Date: 2014-08-16 10:53 am (UTC)
From: [identity profile] solitary-summer.livejournal.com
Hm, I don't know what to tell you. I always had regular lessons once a week, for the most part either alone or in small groups, and I've almost since the beginning done a lot on my own that I wouldn't strictly define as studying, like listen to music, or audiobooks even at a time when I barely understood a word. It still took 1 1/2 - 2 years before things started to come together somewhat and a complete picture began to emerge, and I didn't feel almost completely at a loss any longer. I started reading at around three years, Lukianenko as well es bilingual texts, Bulgakow anc Chechov a bit later, but at the time I was happy to be able to somehow muddle through the text and understand enough of the plot to know what's happening, never mind memorising unfamiliar words, of which there were way too many.
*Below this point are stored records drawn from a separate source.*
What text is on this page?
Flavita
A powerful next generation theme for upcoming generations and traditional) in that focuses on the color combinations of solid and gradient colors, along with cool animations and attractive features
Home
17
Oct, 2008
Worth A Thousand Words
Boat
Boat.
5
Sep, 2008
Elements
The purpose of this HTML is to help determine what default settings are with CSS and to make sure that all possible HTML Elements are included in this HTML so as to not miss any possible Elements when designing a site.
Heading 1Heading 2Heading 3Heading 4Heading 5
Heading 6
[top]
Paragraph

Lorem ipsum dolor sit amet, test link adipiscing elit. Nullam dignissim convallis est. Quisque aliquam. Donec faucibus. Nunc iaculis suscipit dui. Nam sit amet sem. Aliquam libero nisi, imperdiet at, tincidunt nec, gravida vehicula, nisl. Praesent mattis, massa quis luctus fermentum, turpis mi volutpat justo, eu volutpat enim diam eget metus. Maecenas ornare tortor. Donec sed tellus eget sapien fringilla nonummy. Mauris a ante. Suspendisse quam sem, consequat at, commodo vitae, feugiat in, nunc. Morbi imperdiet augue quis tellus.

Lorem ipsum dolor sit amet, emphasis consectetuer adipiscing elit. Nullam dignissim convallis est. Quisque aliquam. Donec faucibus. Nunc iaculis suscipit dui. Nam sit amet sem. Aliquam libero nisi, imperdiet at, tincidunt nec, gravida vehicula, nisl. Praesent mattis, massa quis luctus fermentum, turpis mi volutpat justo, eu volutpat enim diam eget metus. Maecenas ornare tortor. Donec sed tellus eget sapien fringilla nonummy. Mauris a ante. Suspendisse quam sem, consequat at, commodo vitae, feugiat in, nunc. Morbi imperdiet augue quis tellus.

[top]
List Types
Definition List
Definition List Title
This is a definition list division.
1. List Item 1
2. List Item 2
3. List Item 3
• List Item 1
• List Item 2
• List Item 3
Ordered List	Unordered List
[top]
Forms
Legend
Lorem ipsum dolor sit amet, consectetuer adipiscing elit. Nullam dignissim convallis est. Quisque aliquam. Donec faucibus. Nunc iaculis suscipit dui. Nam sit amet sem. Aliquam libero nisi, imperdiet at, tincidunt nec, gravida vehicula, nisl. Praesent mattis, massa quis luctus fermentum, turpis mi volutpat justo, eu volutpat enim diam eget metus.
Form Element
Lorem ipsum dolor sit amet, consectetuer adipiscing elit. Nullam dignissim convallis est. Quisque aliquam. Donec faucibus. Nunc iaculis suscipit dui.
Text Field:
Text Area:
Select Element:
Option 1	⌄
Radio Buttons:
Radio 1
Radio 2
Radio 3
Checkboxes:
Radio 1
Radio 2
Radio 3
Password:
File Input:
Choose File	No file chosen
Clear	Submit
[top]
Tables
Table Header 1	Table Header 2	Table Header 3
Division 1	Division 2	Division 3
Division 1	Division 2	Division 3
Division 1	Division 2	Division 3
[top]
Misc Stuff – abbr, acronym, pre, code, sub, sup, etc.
I've been learning for 6 1/2 years now, I've come to a point where I feel comparatively comfortable talking without having to stop and think about the correct cases all the time, I've read Crime and Punishment and War and Peace over the last year, but when I (re-)started Doctor Shivago this spring, it was still frustratingly difficult because the prose is so tense with all those unexpected metaphors that often make it difficult to guess the meaning of words.

I still have problems following TV-shows and films when people talk fast and/or talk in dialect or slang. The frustration never quite ceases, or at least it hasn't ceased yet, for me. The more I learn, the more I become aware of how much I don't know. One the one hand, when I started I never thought I'd get to this point this fast, which in hindsight I guess helped, on the other hand... one does need to bee patient. It takes time.

Date: 2014-09-01 01:41 pm (UTC)
From: [identity profile] pusets.livejournal.com
"Честно говоря, Марио никогда не был футбольный фанат"

Russian literature knows options :)

"Второй Чадаев, мой Евгений,
Боясь ревнивых осуждений,
В своей одежде был педант
И то, что мы назвали франт."


Of course, it's a little bit old fashioned but it's possible.